Enquanto o país assiste, estarrecido, aos desvios de recursos públicos no chamado petrolão, o governo, silenciosamente, permanece conspirando contra o erário.

É fato percebido por poucos que o Brasil não peca pela falta de leis, mas ao contrário, pelo excesso delas. Por outro lado, o risco de nos tornarmos uma nação refém de leis de exceção nunca foi tão grande como nos últimos anos. Um dos melhores exemplos dessa prática é a existência do Regime Diferenciado de Contratações Públicas (RDC).

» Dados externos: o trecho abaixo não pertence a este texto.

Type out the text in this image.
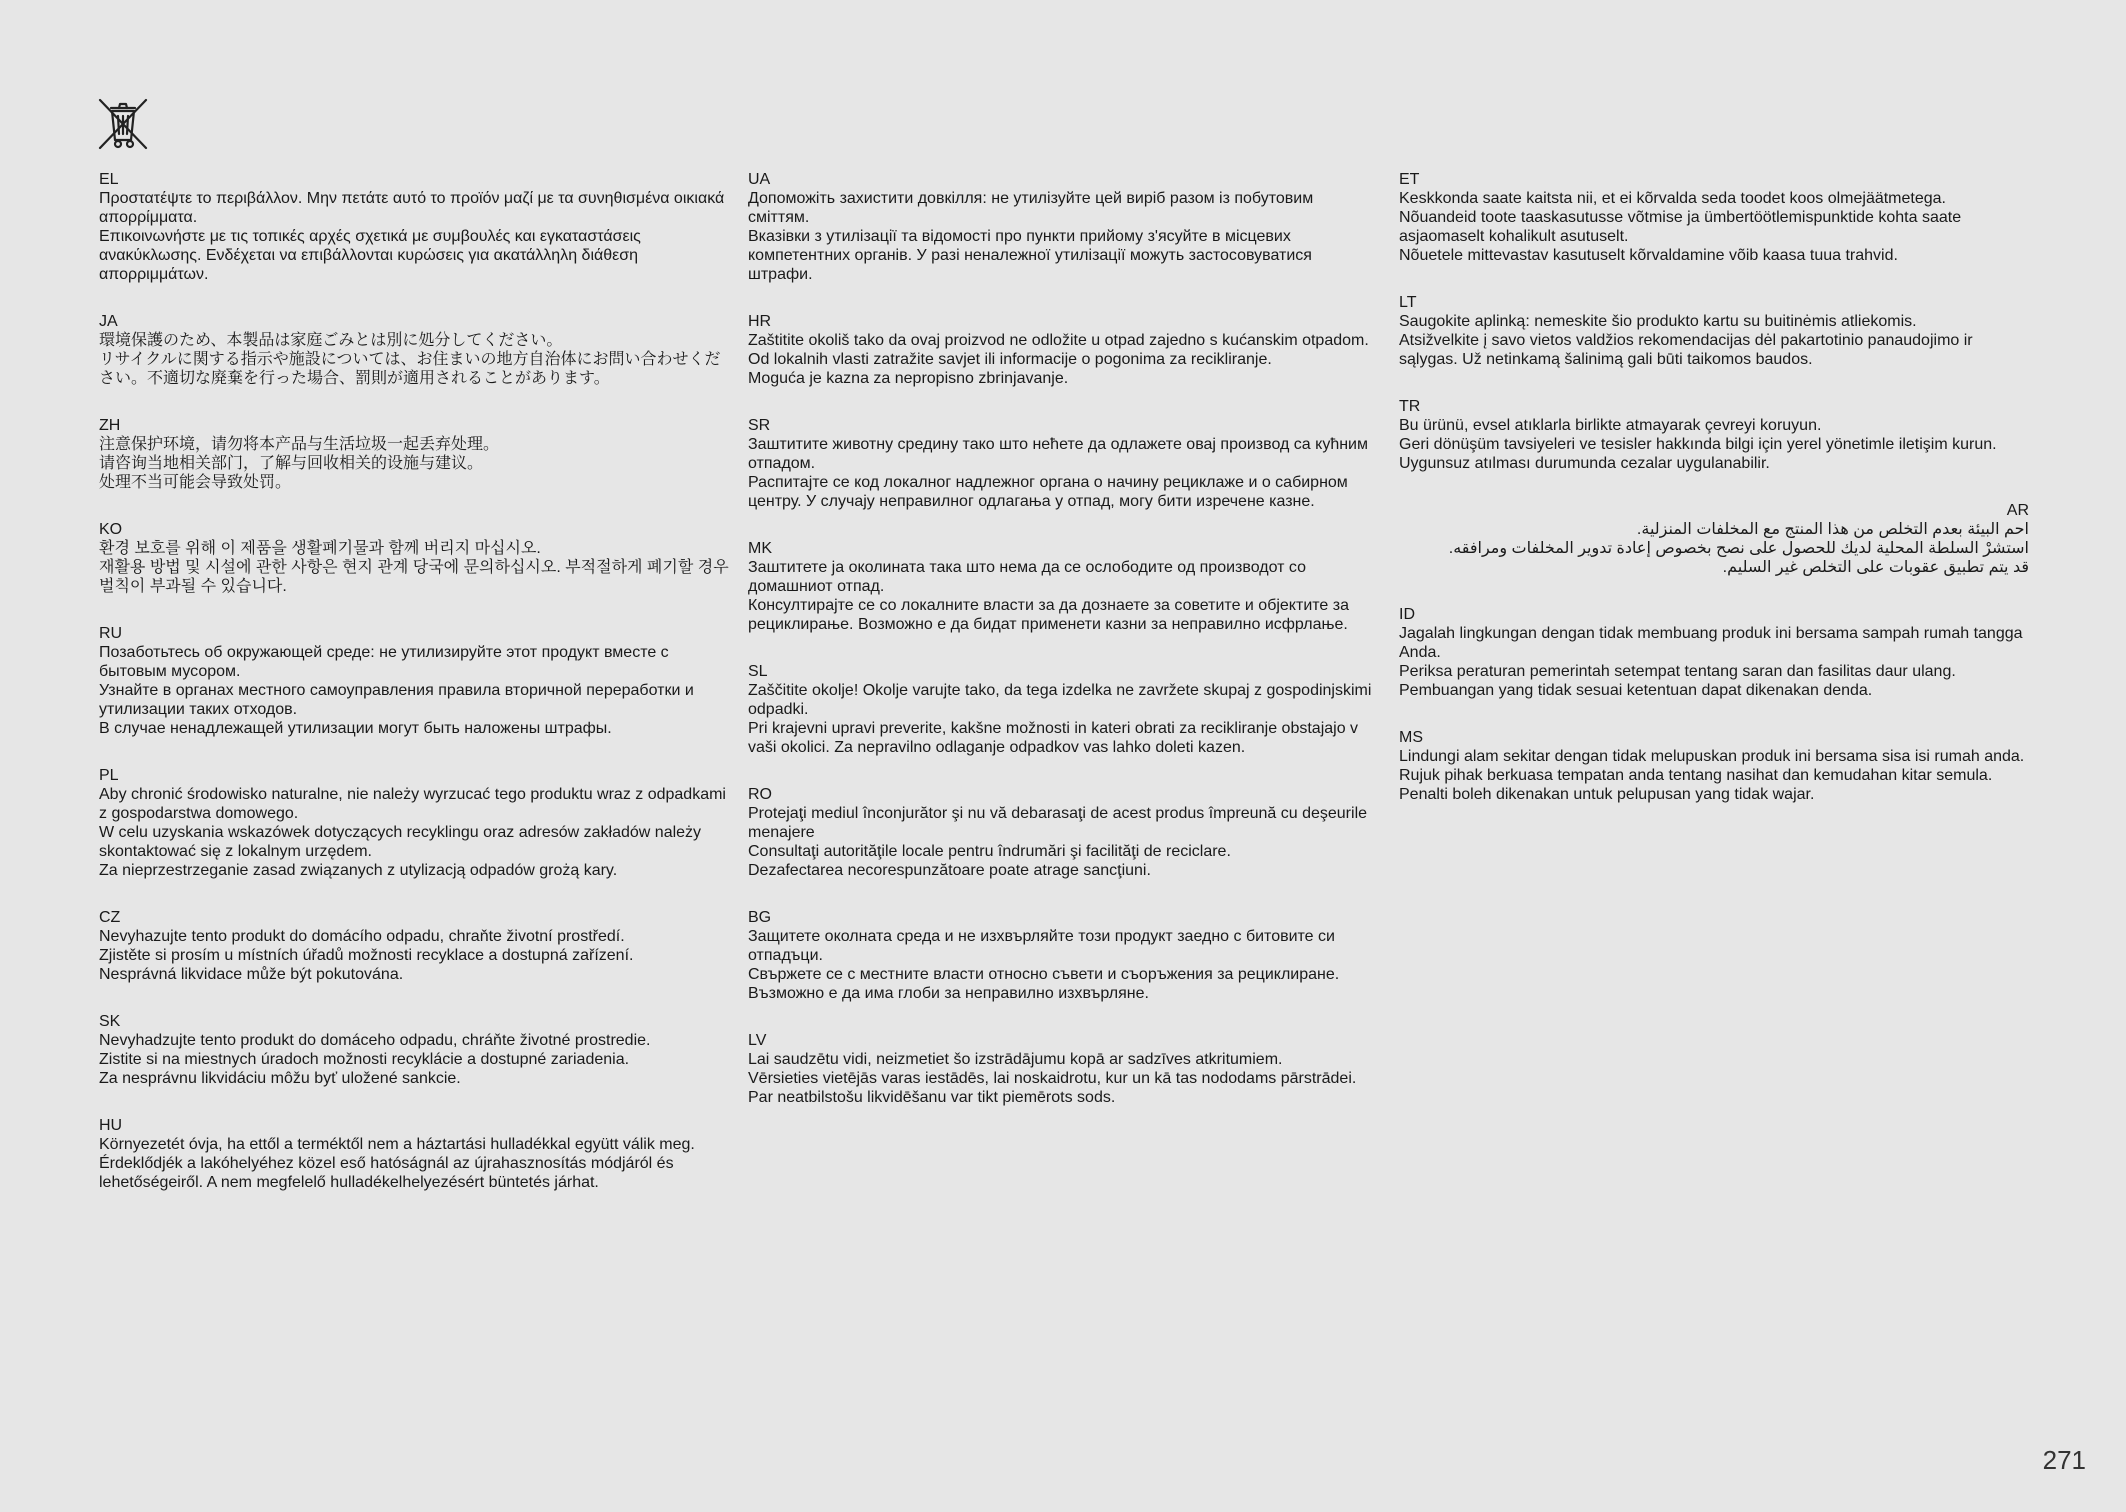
EL
Προστατέψτε το περιβάλλον. Μην πετάτε αυτό το προϊόν μαζί με τα συνηθισμένα οικιακά απορρίμματα.
Επικοινωνήστε με τις τοπικές αρχές σχετικά με συμβουλές και εγκαταστάσεις ανακύκλωσης. Ενδέχεται να επιβάλλονται κυρώσεις για ακατάλληλη διάθεση απορριμμάτων.
JA
環境保護のため、本製品は家庭ごみとは別に処分してください。
リサイクルに関する指示や施設については、お住まいの地方自治体にお問い合わせください。不適切な廃棄を行った場合、罰則が適用されることがあります。
ZH
注意保护环境，请勿将本产品与生活垃圾一起丢弃处理。
请咨询当地相关部门，了解与回收相关的设施与建议。
处理不当可能会导致处罚。
KO
환경 보호를 위해 이 제품을 생활폐기물과 함께 버리지 마십시오.
재활용 방법 및 시설에 관한 사항은 현지 관계 당국에 문의하십시오. 부적절하게 폐기할 경우 벌칙이 부과될 수 있습니다.
RU
Позаботьтесь об окружающей среде: не утилизируйте этот продукт вместе с бытовым мусором.
Узнайте в органах местного самоуправления правила вторичной переработки и утилизации таких отходов.
В случае ненадлежащей утилизации могут быть наложены штрафы.
PL
Aby chronić środowisko naturalne, nie należy wyrzucać tego produktu wraz z odpadkami z gospodarstwa domowego.
W celu uzyskania wskazówek dotyczących recyklingu oraz adresów zakładów należy skontaktować się z lokalnym urzędem.
Za nieprzestrzeganie zasad związanych z utylizacją odpadów grożą kary.
CZ
Nevyhazujte tento produkt do domácího odpadu, chraňte životní prostředí.
Zjistěte si prosím u místních úřadů možnosti recyklace a dostupná zařízení.
Nesprávná likvidace může být pokutována.
SK
Nevyhadzujte tento produkt do domáceho odpadu, chráňte životné prostredie.
Zistite si na miestnych úradoch možnosti recyklácie a dostupné zariadenia.
Za nesprávnu likvidáciu môžu byť uložené sankcie.
HU
Környezetét óvja, ha ettől a terméktől nem a háztartási hulladékkal együtt válik meg.
Érdeklődjék a lakóhelyéhez közel eső hatóságnál az újrahasznosítás módjáról és lehetőségeiről. A nem megfelelő hulladékelhelyezésért büntetés járhat.
UA
Допоможіть захистити довкілля: не утилізуйте цей виріб разом із побутовим сміттям.
Вказівки з утилізації та відомості про пункти прийому з'ясуйте в місцевих компетентних органів. У разі неналежної утилізації можуть застосовуватися штрафи.
HR
Zaštitite okoliš tako da ovaj proizvod ne odložite u otpad zajedno s kućanskim otpadom.
Od lokalnih vlasti zatražite savjet ili informacije o pogonima za recikliranje.
Moguća je kazna za nepropisno zbrinjavanje.
SR
Заштитите животну средину тако што нећете да одлажете овај производ са кућним отпадом.
Распитајте се код локалног надлежног органа о начину рециклаже и о сабирном центру. У случају неправилног одлагања у отпад, могу бити изречене казне.
MK
Заштитете ја околината така што нема да се ослободите од производот со домашниот отпад.
Консултирајте се со локалните власти за да дознаете за советите и објектите за рециклирање. Возможно е да бидат применети казни за неправилно исфрлање.
SL
Zaščitite okolje! Okolje varujte tako, da tega izdelka ne zavržete skupaj z gospodinjskimi odpadki.
Pri krajevni upravi preverite, kakšne možnosti in kateri obrati za recikliranje obstajajo v vaši okolici. Za nepravilno odlaganje odpadkov vas lahko doleti kazen.
RO
Protejaţi mediul înconjurător şi nu vă debarasaţi de acest produs împreună cu deşeurile menajere
Consultaţi autorităţile locale pentru îndrumări şi facilităţi de reciclare.
Dezafectarea necorespunzătoare poate atrage sancţiuni.
BG
Защитете околната среда и не изхвърляйте този продукт заедно с битовите си отпадъци.
Свържете се с местните власти относно съвети и съоръжения за рециклиране. Възможно е да има глоби за неправилно изхвърляне.
LV
Lai saudzētu vidi, neizmetiet šo izstrādājumu kopā ar sadzīves atkritumiem.
Vērsieties vietējās varas iestādēs, lai noskaidrotu, kur un kā tas nododams pārstrādei. Par neatbilstošu likvidēšanu var tikt piemērots sods.
ET
Keskkonda saate kaitsta nii, et ei kõrvalda seda toodet koos olmejäätmetega.
Nõuandeid toote taaskasutusse võtmise ja ümbertöötlemispunktide kohta saate asjaomaselt kohalikult asutuselt.
Nõuetele mittevastav kasutuselt kõrvaldamine võib kaasa tuua trahvid.
LT
Saugokite aplinką: nemeskite šio produkto kartu su buitinėmis atliekomis.
Atsižvelkite į savo vietos valdžios rekomendacijas dėl pakartotinio panaudojimo ir sąlygas. Už netinkamą šalinimą gali būti taikomos baudos.
TR
Bu ürünü, evsel atıklarla birlikte atmayarak çevreyi koruyun.
Geri dönüşüm tavsiyeleri ve tesisler hakkında bilgi için yerel yönetimle iletişim kurun. Uygunsuz atılması durumunda cezalar uygulanabilir.
AR
احم البيئة بعدم التخلص من هذا المنتج مع المخلفات المنزلية.
استشرْ السلطة المحلية لديك للحصول على نصح بخصوص إعادة تدوير المخلفات ومرافقه.
قد يتم تطبيق عقوبات على التخلص غير السليم.
ID
Jagalah lingkungan dengan tidak membuang produk ini bersama sampah rumah tangga Anda.
Periksa peraturan pemerintah setempat tentang saran dan fasilitas daur ulang. Pembuangan yang tidak sesuai ketentuan dapat dikenakan denda.
MS
Lindungi alam sekitar dengan tidak melupuskan produk ini bersama sisa isi rumah anda.
Rujuk pihak berkuasa tempatan anda tentang nasihat dan kemudahan kitar semula. Penalti boleh dikenakan untuk pelupusan yang tidak wajar.
271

Assumindo sua incompetência administrativa no trato dos recursos públicos, o governo federal, como num passe de mágica, transformou a medida provisória nº 527/11, cuja temática referia-se à organização interna da Presidência da República, na lei nº 12.462/11, que criou o RDC, cujo conteúdo não teve a publicidade necessária, não foi debatido, nem sequer questionado.

A lei visava, inicialmente, agilizar as contratações de obras e serviços necessários à viabilização de eventos internacionais assumidos pelo país: a Copa do Mundo e as Olimpíadas. Seu conteúdo, entretanto, representa a burla oficial aos fundamentos constitucionais que balizam as licitações públicas, violando os princípios de impessoalidade, moralidade e publicidade, além de zombar da legalidade.

Usando como bandeira o ufanismo nacional, o RDC foi criado para "libertar" a administração das "amarras da burocracia". Alegou-se que a Lei de Licitações vigente comprometia a agilidade das contratações e estaria inviabilizando as obras necessárias aos eventos previstos para 2014 e 2016.

Assim, foi criada uma legislação que, excepcionalmente, relega a segundo plano, quando não simplesmente desconsidera, a Lei de Responsabilidade Fiscal, a Lei Orçamentária e a Constituição.

A simples existência do RDC representa um atestado de incapacidade de gestão do Poder Público e a ausência de planejamento para realizar grandes eventos.

O tempo consolidou a farsa. Os prazos não foram cumpridos; os custos das obras mais que dobraram e não existe qualquer garantia quanto à sua perenidade. Mais ainda, tais obras limitaram-se às "arenas", condenando ao esquecimento projetos de infraestrutura, transporte público e urbanização, esses sim, importantes e de interesse público.

Todavia, como agora já é evidente, a verdadeira finalidade do governo ao propor o RDC é substituir a atual Lei de Licitações.

Com tal desígnio a sociedade civil não pode compactuar. A possibilidade de o erário ser apropriado por fornecedores que serão convidados sem orçamentos prévios e sem projetos, mediante apenas ao desejo dos governantes da vez, é potencialmente ruinosa.

Para além das discussões acerca da corrupção e modos de combatê-la, é vital para o futuro do país que o STF declare, de uma vez por todas, a inconstitucionalidade dessa legislação tão deletéria.

Devemos prosseguir nas reformas necessárias à Lei de Licitações, que, não obstante careça de ajustes importantes, ainda é a melhor legislação, tanto para a administração pública como para o mercado e para a sociedade civil.

FLÁVIO NIEL é advogado e assessor jurídico da Associação de Pequenas e Médias Empresas de Construção Civil - Apemec.